The volatile and unpredictable cryptocurrency market has certainly made some bold and lucky investors rich, but it has caused some to lose a lot of money, too. That's the nature of an industry that is fraught with uncertain regulations, outright scams, and the potential to upend entire industries.
Despite the market's troubles in 2022, investors might be looking to put some money to work while digital asset prices are down. One that stands out is Cardano (ADA 0.85%), which has fallen a whopping 73% this year (as of this writing). Should investors add ADA, Cardano's native token, to their portfolios right now on the dip?
Cautious development process
Created in late 2017 by Ethereum co-founder Charles Hoskinson, Cardano is an innovative cryptocurrency that is often dubbed an "Ethereum killer." That's because Cardano tries to improve around the issue of scalability, which Ethereum lacked berfore The Merge upgrade. Investors seem to appreciate this focus, as Cardano has produced a monster return of 1,500% in the roughly five years it's existed. And it is currently the eighth most valuable crypto in the world, with a market cap of $12 billion.
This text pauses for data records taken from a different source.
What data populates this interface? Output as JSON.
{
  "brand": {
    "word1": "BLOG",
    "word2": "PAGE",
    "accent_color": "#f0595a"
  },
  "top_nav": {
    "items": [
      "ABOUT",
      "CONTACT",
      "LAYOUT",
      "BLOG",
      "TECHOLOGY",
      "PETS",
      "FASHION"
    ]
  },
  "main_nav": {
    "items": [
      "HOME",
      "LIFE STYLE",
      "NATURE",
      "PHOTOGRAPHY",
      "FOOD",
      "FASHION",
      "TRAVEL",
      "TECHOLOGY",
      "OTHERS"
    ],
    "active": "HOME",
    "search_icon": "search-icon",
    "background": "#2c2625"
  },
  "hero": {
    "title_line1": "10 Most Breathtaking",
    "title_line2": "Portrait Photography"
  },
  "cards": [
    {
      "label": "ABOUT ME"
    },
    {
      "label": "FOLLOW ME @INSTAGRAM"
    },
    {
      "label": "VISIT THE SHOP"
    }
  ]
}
Cardano is unique from other cryptos in that the development process can be characterized as slow and steady. Updates are researched thoroughly and peer-reviewed before being implemented, a process that definitely adds time but can improve the blockchain's growth by making sure mistakes are minimized.
Right now, Cardano is undergoing the fourth phase, known as Basho, which works on scaling solutions. The fifth and final phase, called Voltaire, will introduce governance functions to the network, making Cardano fully self-sustaining. And recently, Cardano underwent the Vasil hard fork, an upgrade designed to boost transaction speeds while attracting more developers to the ecosystem.
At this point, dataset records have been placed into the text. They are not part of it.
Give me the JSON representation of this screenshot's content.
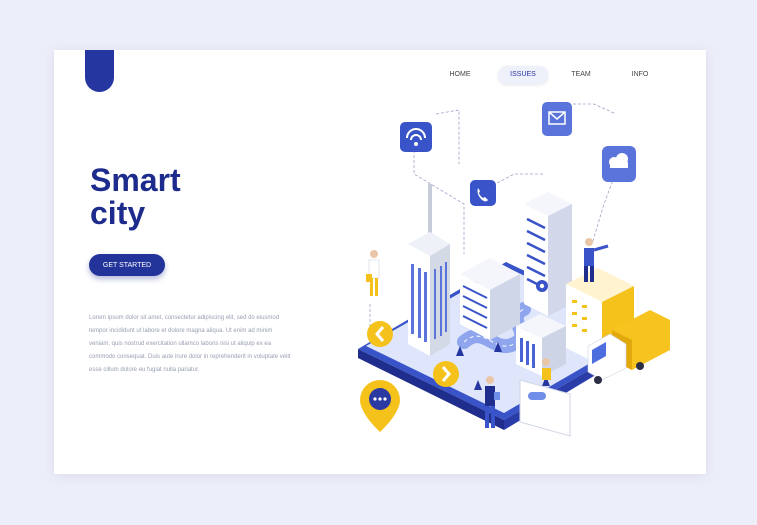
{
  "nav": {
    "items": [
      {
        "label": "HOME",
        "active": false
      },
      {
        "label": "ISSUES",
        "active": true
      },
      {
        "label": "TEAM",
        "active": false
      },
      {
        "label": "INFO",
        "active": false
      }
    ]
  },
  "hero": {
    "title_line1": "Smart",
    "title_line2": "city",
    "cta_label": "GET STARTED",
    "body_text": "Lorem ipsum dolor sit amet, consectetur adipiscing elit, sed do eiusmod tempor incididunt ut labore et dolore magna aliqua. Ut enim ad minim veniam, quis nostrud exercitation ullamco laboris nisi ut aliquip ex ea commodo consequat. Duis aute irure dolor in reprehenderit in voluptate velit esse cillum dolore eu fugiat nulla pariatur."
  },
  "colors": {
    "brand_blue": "#223399",
    "accent_yellow": "#f5c21b",
    "light_blue": "#6f8ee8",
    "page_bg": "#eceef9"
  },
  "illustration": {
    "icons": [
      "wifi-icon",
      "phone-icon",
      "mail-icon",
      "cloud-icon",
      "gear-icon",
      "chat-icon",
      "chevron-left-icon",
      "chevron-right-icon",
      "map-pin-icon"
    ]
  }
}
It's nice to see cryptocurrencies continue to find ways to improve their networks to gain greater adoption over time. All of this activity bodes well for the future of Cardano.
Where's the utility?
Despite being known mainly as a tool for financial speculation, I do believe that cryptocurrencies and blockchain technology have a future. But what matters to a particular cryptocurrency's long-term viabililty is its potential to create real-world use cases. And Cardano looks promising in this department. Enterprise solutions like client onboarding in financial services and supply chain tracking for agricultural businesses are two areas in which Cardano's technology can make a positive impact.
What's more, an exciting layer-2 solution, known as Hydra, could provide a major boost to the throughput of Cardano's blockchain. Each "Hydra head" can process 1,000 transactions per second (TPS). With 1,000 of these running simultaneously, Cardano could process a whopping 1 million TPS. Hydra is set to be released by early 2023.
The possibility of improved speed and scalability makes Cardano a potential disruptor in the world of decentralized finance (DeFi), challenging the dominance of Ethereum and Solana. According to DefiLlama, the total value locked on Cardano's network, which measures the amount of money being held in various applications, was just $58 million, compared to $26 billion for Ethereum.
The planned launch of an algorithmic stablecoin called Djed provides another important catalyst for Cardano in the near term. Djed can be used to provide liquidity to certain DeFi protocols and can compete with popular stablecoins like Tether and USD Coin.
The price of one ADA, Cardano's native token, is just over $0.34 as of this writing. As the network continues its thoughtful and deliberate development process and finds ways to implement utility in various industries, its price could rise over time. And that might be enough of a reason for investors to allocate a small percentage of their portfolios to Cardano.